Article Text
Abstract
Background Health Impact Assessment (HIA) is a decision support method for promoting health and wellbeing used in urban spatial planning. There is a lack of evidence on the capacity of HIA to achieve health benefits in England, and no national guidance on the use of HIA. We undertook an evidence synthesis and used stakeholder consultation to understand the relevant factors and mechanisms in which HIA may lead to health outcomes in a population.

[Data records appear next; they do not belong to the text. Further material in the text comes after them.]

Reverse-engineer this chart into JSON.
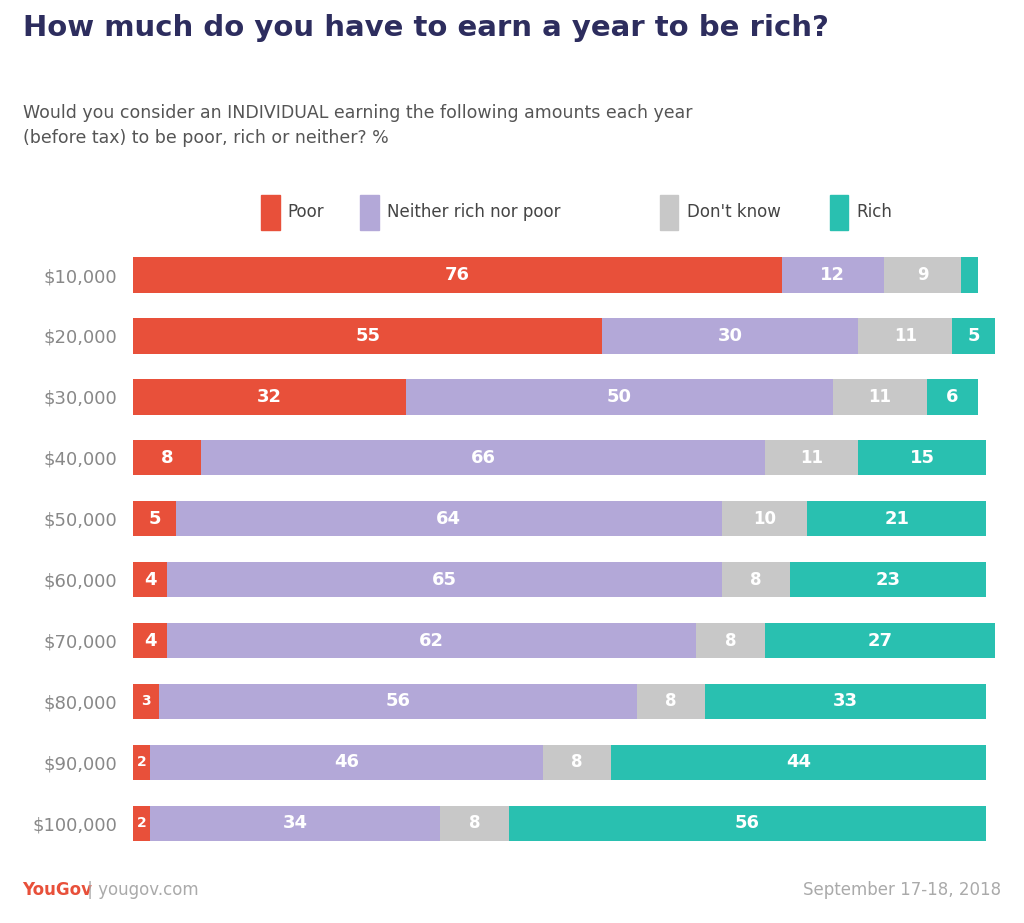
{
  "title": "How much do you have to earn a year to be rich?",
  "subtitle": "Would you consider an INDIVIDUAL earning the following amounts each year\n(before tax) to be poor, rich or neither? %",
  "categories": [
    "$10,000",
    "$20,000",
    "$30,000",
    "$40,000",
    "$50,000",
    "$60,000",
    "$70,000",
    "$80,000",
    "$90,000",
    "$100,000"
  ],
  "poor": [
    76,
    55,
    32,
    8,
    5,
    4,
    4,
    3,
    2,
    2
  ],
  "neither": [
    12,
    30,
    50,
    66,
    64,
    65,
    62,
    56,
    46,
    34
  ],
  "dontknow": [
    9,
    11,
    11,
    11,
    10,
    8,
    8,
    8,
    8,
    8
  ],
  "rich": [
    2,
    5,
    6,
    15,
    21,
    23,
    27,
    33,
    44,
    56
  ],
  "colors": {
    "poor": "#e8503a",
    "neither": "#b3a8d8",
    "dontknow": "#c8c8c8",
    "rich": "#29c0b0"
  },
  "header_bg": "#e8e8f0",
  "footer_left_you": "YouGov",
  "footer_left_rest": " | yougov.com",
  "footer_right": "September 17-18, 2018",
  "title_color": "#2d2d5e",
  "subtitle_color": "#555555",
  "ylabel_color": "#888888",
  "bar_xlim": 102
}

Methods We focused on UK evidence along with HIA frameworks from outside the UK. We searched academic databases, and conducted citation and reference list searches of included papers. We considered UK grey literature, identified primarily by discussion with our stakeholders. We extracted and tabulated data from included studies and conducted quality appraisals. We developed a typology of key factors to determine whether any existing frameworks for conducting HIA might be applicable in England. We involved a stakeholder group of planners, local and national government public health specialists, academics, and commercial HIA providers (n= 38 in total) in two workshops to identify grey literature sources and to interpret the potential suitability of the identified HIA frameworks for developing national guidance.

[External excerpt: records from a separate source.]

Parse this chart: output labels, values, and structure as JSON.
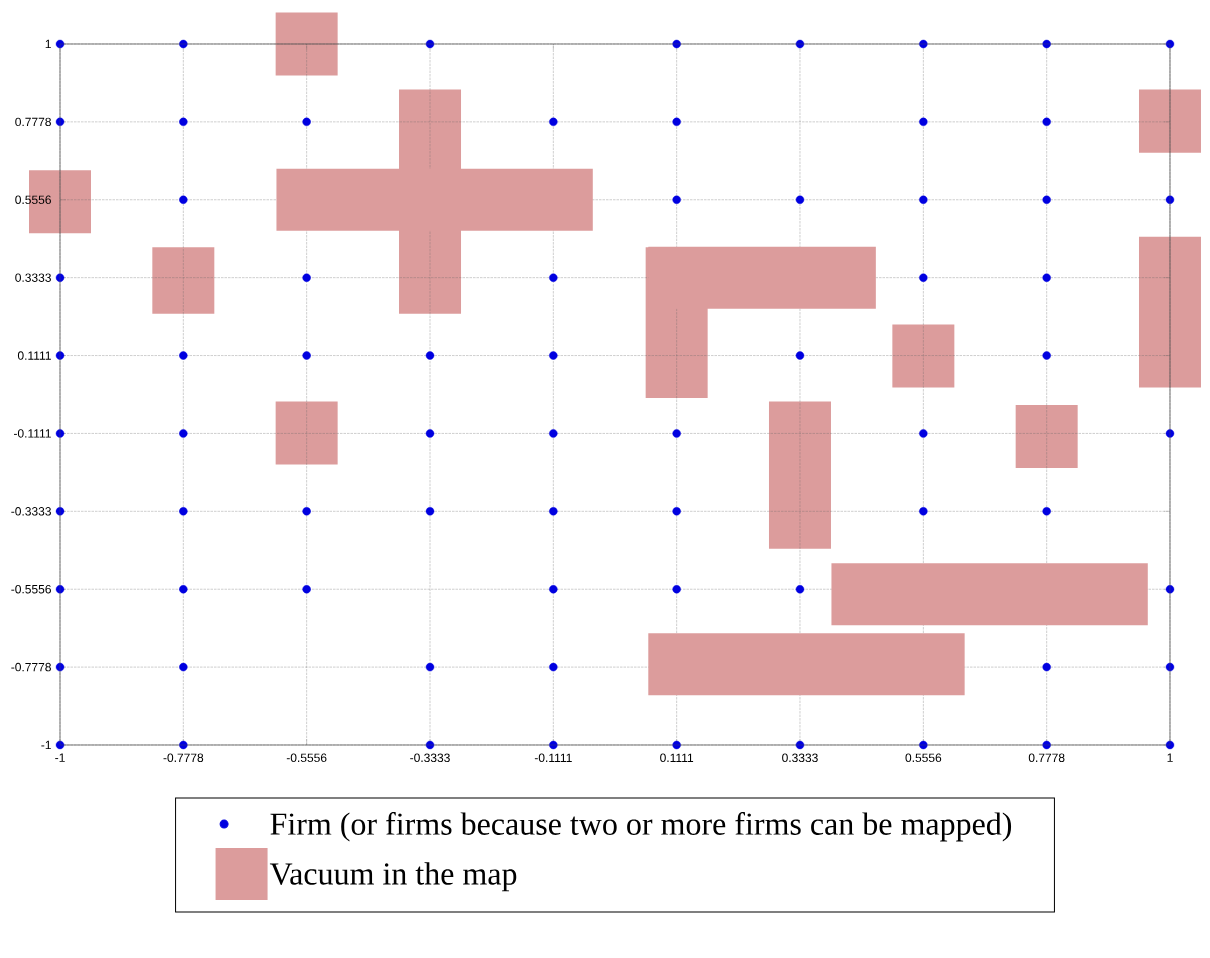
{
  "chart_data": [
    {
      "type": "scatter",
      "legend": "bottom",
      "grid": true,
      "xlim": [
        -1,
        1
      ],
      "ylim": [
        -1,
        1
      ],
      "xticks": [
        -1,
        -0.7778,
        -0.5556,
        -0.3333,
        -0.1111,
        0.1111,
        0.3333,
        0.5556,
        0.7778,
        1
      ],
      "yticks": [
        -1,
        -0.7778,
        -0.5556,
        -0.3333,
        -0.1111,
        0.1111,
        0.3333,
        0.5556,
        0.7778,
        1
      ],
      "series": [
        {
          "name": "Vacuum in the map",
          "type": "bar",
          "color": "#dc9c9c",
          "x": [
            -1,
            -0.7778,
            -0.5556,
            -0.3333,
            0.1111,
            0.3333,
            0.5556,
            0.7778,
            1
          ],
          "base": [
            0.46,
            0.23,
            0.91,
            0.23,
            -0.01,
            -0.44,
            0.02,
            -0.21,
            0.69
          ],
          "values": [
            0.18,
            0.19,
            0.18,
            0.64,
            0.43,
            0.42,
            0.18,
            0.18,
            0.18
          ]
        },
        {
          "type": "bar",
          "color": "#dc9c9c",
          "x": [
            -0.5556,
            1
          ],
          "base": [
            -0.2,
            0.02
          ],
          "values": [
            0.18,
            0.43
          ]
        },
        {
          "name": "Firm (or firms because two or more firms can be mapped)",
          "type": "scatter",
          "color": "#0000e0",
          "marker": "circle",
          "x": [
            -1,
            -0.7778,
            -0.3333,
            0.1111,
            0.3333,
            0.5556,
            0.7778,
            1,
            -1,
            -0.7778,
            -0.5556,
            -0.1111,
            0.1111,
            0.5556,
            0.7778,
            -0.7778,
            0.1111,
            0.3333,
            0.5556,
            0.7778,
            1,
            -1,
            -0.5556,
            -0.1111,
            0.5556,
            0.7778,
            -1,
            -0.7778,
            -0.5556,
            -0.3333,
            -0.1111,
            0.3333,
            0.7778,
            -1,
            -0.7778,
            -0.3333,
            -0.1111,
            0.1111,
            0.5556,
            1,
            -1,
            -0.7778,
            -0.5556,
            -0.3333,
            -0.1111,
            0.1111,
            0.5556,
            0.7778,
            -1,
            -0.7778,
            -0.5556,
            -0.1111,
            0.1111,
            0.3333,
            1,
            -1,
            -0.7778,
            -0.3333,
            -0.1111,
            0.7778,
            1,
            -1,
            -0.7778,
            -0.3333,
            -0.1111,
            0.1111,
            0.3333,
            0.5556,
            0.7778,
            1
          ],
          "values": [
            1,
            1,
            1,
            1,
            1,
            1,
            1,
            1,
            0.7778,
            0.7778,
            0.7778,
            0.7778,
            0.7778,
            0.7778,
            0.7778,
            0.5556,
            0.5556,
            0.5556,
            0.5556,
            0.5556,
            0.5556,
            0.3333,
            0.3333,
            0.3333,
            0.3333,
            0.3333,
            0.1111,
            0.1111,
            0.1111,
            0.1111,
            0.1111,
            0.1111,
            0.1111,
            -0.1111,
            -0.1111,
            -0.1111,
            -0.1111,
            -0.1111,
            -0.1111,
            -0.1111,
            -0.3333,
            -0.3333,
            -0.3333,
            -0.3333,
            -0.3333,
            -0.3333,
            -0.3333,
            -0.3333,
            -0.5556,
            -0.5556,
            -0.5556,
            -0.5556,
            -0.5556,
            -0.5556,
            -0.5556,
            -0.7778,
            -0.7778,
            -0.7778,
            -0.7778,
            -0.7778,
            -0.7778,
            -1,
            -1,
            -1,
            -1,
            -1,
            -1,
            -1,
            -1,
            -1
          ]
        }
      ]
    },
    {
      "type": "bar",
      "orientation": "horizontal",
      "tick_labels": false,
      "xlim": [
        -1,
        1
      ],
      "ylim": [
        -1,
        1
      ],
      "series": [
        {
          "color": "#dc9c9c",
          "x": [
            -0.77,
            -0.57,
            0.3333,
            0.5556
          ],
          "base": [
            0.06,
            0.39,
            0.06,
            -0.61
          ],
          "values": [
            0.57,
            0.57,
            0.41,
            0.57
          ]
        }
      ]
    }
  ]
}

Results From 5117 unique records we considered 147 full texts from databases, and 58 grey literature sources. We include a total of 19 UK studies, plus 7 additional non-UK HIA frameworks. The evidence described qualitative factors which influence HIA effectiveness including team work between health and planning professionals, links with commercial developers, resources, national policy and guidance, evidence base, knowledge and understanding, training needs, timescales, health definitions and measuring impact. We also identified a small number of existing HIA frameworks. Our final stakeholder workshop identified the challenges in using existing frameworks to develop national guidance for England including the lack of national policy imperative.
Conclusion Evidence exists which could inform the development of national guidance for conducting HIA in spatial planning in England, but not to link the use of HIA in spatial planning directly to health outcomes. It is challenging to see how an evidence base could develop without a national policy requiring the use of HIA in the spatial planning process. Ironically, in order to generate data to demonstrate the effectiveness of HIA in terms of health improvement, it would first be necessary to make them an explicit requirement of the planning process.